Les beaux-parents de François, Ferdinand et Marie, étaient les ‘’ heureux en belle avarice’’ propriétaires de plusieurs biens et terrains acquis dans la vallée des ‘’ Fonds de Lustin ‘’ !

Juste en face de la maison décrite ci-dessus, sur le même versant de la rue des Fonds, il y avait là un terrain aussi très boisé et couvert de futaies de toutes sortes qui, fort escarpé, fait d’énormes pierres de calcaire établies à contre-sens du versant, débutant en pointe, le long de la route, allait en s’élargissant rapidement !

Plus on s’éloignait de la pointe, plus la pente était forte, et plus il y avait de ces gros rochers !

Ce terrain – vu à partir de sa pointe – était ainsi, sur sa droite, limité par la rue des Fonds ; sur sa gauche, en première partie, par un champ cultivé qui se poursuivait ensuite en pâture.

La limite arrière de ce terrain était fermée par un bois – alors propriété de l’YMCA – et fait de petits et grands arbres – dont un magnifique tilleul de plus de 20 mètres de haut.

Pour connaître la bonne orientation solaire de cette parcelle, Georges monta à la cime de ce grand arbre, et de là, connut ainsi qu’elle était acceptable !

L’est était à la pointe, le sud, le long du champ et de la prairie côté Goffioul, l’ouest étant du côté arrière !

Mes parents, décidèrent malgré tout de l’acheter ‘’ pour un prix d’amis ‘’ – disaient-ils tous !

Complément : voir en – Lustin : anecdotes et photo, le poste 130 – copie de l’acte d’achat de ce terrain et descriptions précise des impliqués du côté vendeurs et du côté acheteurs.

Acte passé chez le notaire Franz Pirson à Namur, le 18 mars 1950.

Prix de vente hors frais divers = huit mille cinq cents BEF (de l’époque).

Une fois acheté, avant de faire quelques projets de constructions, il fallut se rendre compte du pas trop bon achat, et se mettre immédiatement à ‘’ défricher ‘’avec belle et puissante ardeur !

Des broussailles de toutes sortes, des buissons partout, une multitude de grands arbres aux puissantes racines profondément ancrées ; arbres inutiles et sans valeur marchande, à l’exception du beau noyer, de deux beaux pommiers, et de deux pruniers (petites prunes de Namur) portant tous une grande abondance de bons fruits.

Sans matériels ‘’ modernes ‘’ tout fut donc fait ‘’ à la scie, à la hache, et à l’huile de bras ‘’, chaque fois que mon père, revenu de son travail du jour ou, en fin de semaine et le dimanche, pouvait se mettre à l’ouvrage.

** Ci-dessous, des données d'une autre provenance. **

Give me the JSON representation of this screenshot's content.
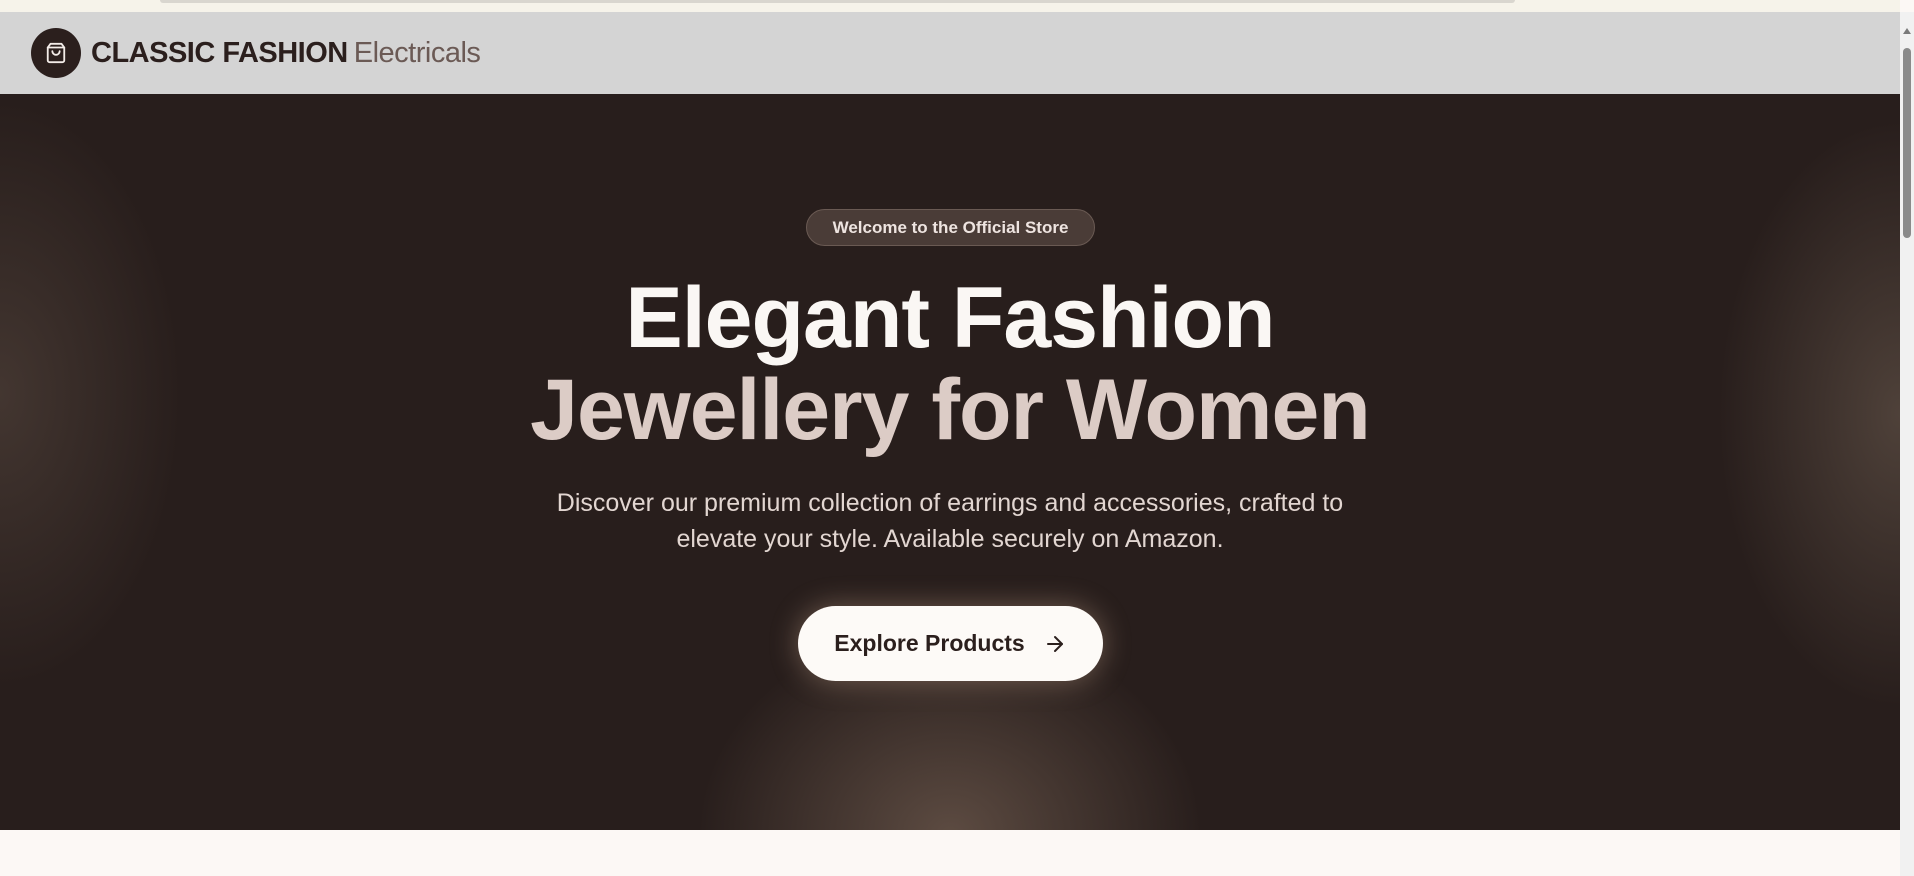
{
  "header": {
    "brand_main": "CLASSIC FASHION",
    "brand_sub": "Electricals",
    "logo_icon": "shopping-bag-icon"
  },
  "hero": {
    "badge": "Welcome to the Official Store",
    "headline_line1": "Elegant Fashion",
    "headline_line2": "Jewellery for Women",
    "description": "Discover our premium collection of earrings and accessories, crafted to elevate your style. Available securely on Amazon.",
    "cta_label": "Explore Products",
    "cta_icon": "arrow-right-icon"
  },
  "colors": {
    "nav_bg": "#d4d4d4",
    "hero_bg": "#281e1c",
    "brand_dark": "#2b1f1d",
    "accent_light": "#dcccc6"
  }
}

Les bras de ma mère et les nôtres – bien que petits – seront aussi mis à pleine contribution !

Dans ces mêmes temps, mes parents se rendirent à Namur pour y consulter cet architecte dit

‘’ en vogue ‘’ qui pourrait se charger de produire les plans d’une maison ‘’ adaptée ‘’ au terrain acheté et qui répondrait aux exigences architecturales et visionnaires de ma mère qui

finira par proposer, et puis, imposer définitivement ses vues personnelles !

Villa avec soubassements de moellons indigènes aux couleurs chaudes, l’étage en briques rouges d’un type très particulier ; toutes les fenêtres et les portes seraient ‘’ entourées ‘’ de seuils, linteaux et colonnes, faits de ‘’ pierre de France ‘’. Un pourtour de la même pierre ceinturera sous forme de ‘’ seuils ‘’, trois des côtés (Nord, Ouest et Sud). Pour ce qui est de la façade arrière (côté Est) elle restera ‘’ aveugle ‘’, faite exclusivement de moellons, sans ajouts de briques et de ‘’ pierre de France ‘’.

La toiture, serait réalisée – aux exigences particulières de ma mère -, à quatre pans ‘’ brisés ‘’, avec large dépassement et, en agréments complémentaires, deux fenêtres/lucarnes de toiture, et deux cheminées extérieures recouvertes de cimentage teinté en imitation briques rouges.

Une belle couverture en ‘’ Eternit ‘’ de forme carrée et de couleur anthracite donnerait ainsi à cet ensemble, ce caractère très spécial, et très ‘’ en devenir bourgeois parvenus ‘’ !

Une fois les ébauches de plans réalisées, il fallut pourtant se rendre compte que les coûts de réalisations allaient se montrer ‘’ astronomiques ‘’ alors qu’il y avait peu d’argent personnel disponible, et un salaire de ‘’ misère ‘’ ! Ouvrier, à l’époque, était un travail peu rémunéré ! Les ‘’ quinzaines ‘’ étaient bien médiocres.

<< ….. Je veux que cela soit comme je l’ai décidé ! C’est ce que je VEUX ! >>

Ainsi parlait alors ma mère déjà fortement dominante, et fort exigeante en tout ! …… Elle avait eu une ‘’ espèce de vision ‘’ de SA maison idéale !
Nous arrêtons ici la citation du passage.